Moving on to the international sixth form, Ms Izizinga takes notes as Ms Morton explains the school’s practice of extra after-school training for newly qualified teachers, of peer observation, departmental observation, and her own observation of lessons. “Everyone’s door now needs to be open,” she says, explaining how the Cambridge college has built a culture of reflective practice. But the Ugandan head seems just as interested in chatting to sixth-formers - about relationships with teachers, the student council, sex education and Aids awareness.
Around a dozen Makerere students lose parents each year, commonly to Aids, accidents or the guerrilla war in the north of the country. The school has a full-time counsellor. There is a problem in Makerere with girls underachieving, she tells the Impington sixth-formers. “There’s a myth that girls aren’t good enough to do certain things. And a lot of the burdens in the house are on their shoulders.” Some, she says, miss school every month because there isn’t enough money for sanitary towels.
In return, the Impington students tell her about the high teenage pregnancy rate in Britain, and how English schoolgirls can be vulnerable to eating disorders. “The 14 and 15-year-olds look so grown up here,” Ms Izizinga tells them. “At our school, everyone has a regulation haircut. Wearing uniform keeps people in line.”
The British Council has hosted 10 Ugandan heads, one official from the ministry of education and sports, and an education inspector from Kampala city council for a week of seminars and training at the National College for School Leadership and school placements. The programme has been tailor-made in accordance with the Ugandan education department’s own agenda for school improvement and professional development. “This is a partnership project,” says Judith Mullen of the British Council. “It’s not the British Council doing things to people.” She says that while local context is always important, leadership is international. “The core issues are 80 per cent common around the world.”

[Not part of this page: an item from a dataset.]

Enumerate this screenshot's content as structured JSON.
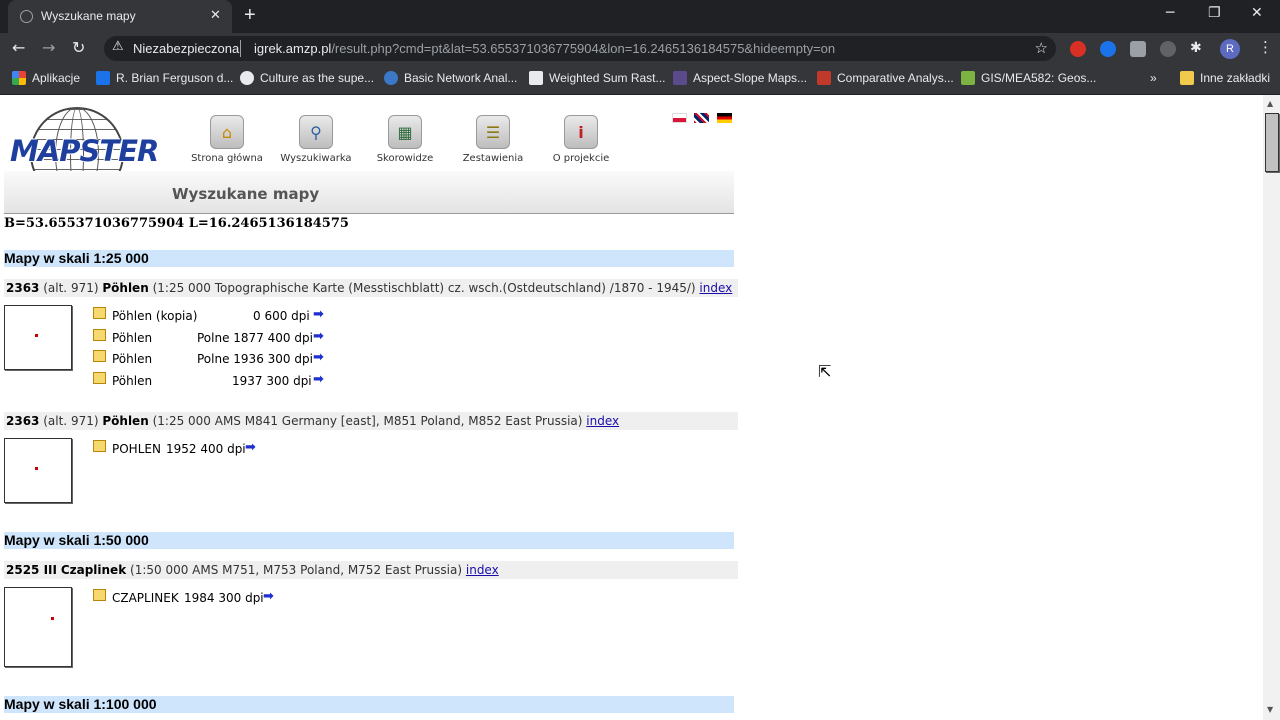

The purpose of the programme with the Ugandan school leaders has been to “make myself redundant, as a trainer. I hope we have equipped the team to write their own development programme and deliver it. And they’ve formed links with mentors at the same time.”
Ms Izizinga’s overriding impression of Impington is of teachers’
professionalism and high degree of motivation. “Our teachers don’t mind going to the classroom to teach,” she says, “but after that they don’t want to get involved.”
She is taking home a lot from her brief visit. “I saw many things that were of value. For instance, the issue of ensuring that the school board (equivalent to the governing body) is properly empowered is something I will have to plan with the chair of the board. I felt reassured that I was thinking right in believing in the importance of a good professional development programme for staff, and I went away with some ideas of improving what we had started to put in place.”
At a dinner held the night before the visitors depart for their own homes and schools, Regina Laboke, head of Our Lady of Good Counsel school in Wakiso district, makes other observations of the English system.
“In our country, we still command respect as teachers,” she says. “But here I have heard of parents coming with lawyers to argue a disciplinary case.
Yours is a free education and parents and children take it for granted.
They have good facilities in school and children don’t appreciate it. At home, parents will sell cows, they will sell everything to get education for their children.”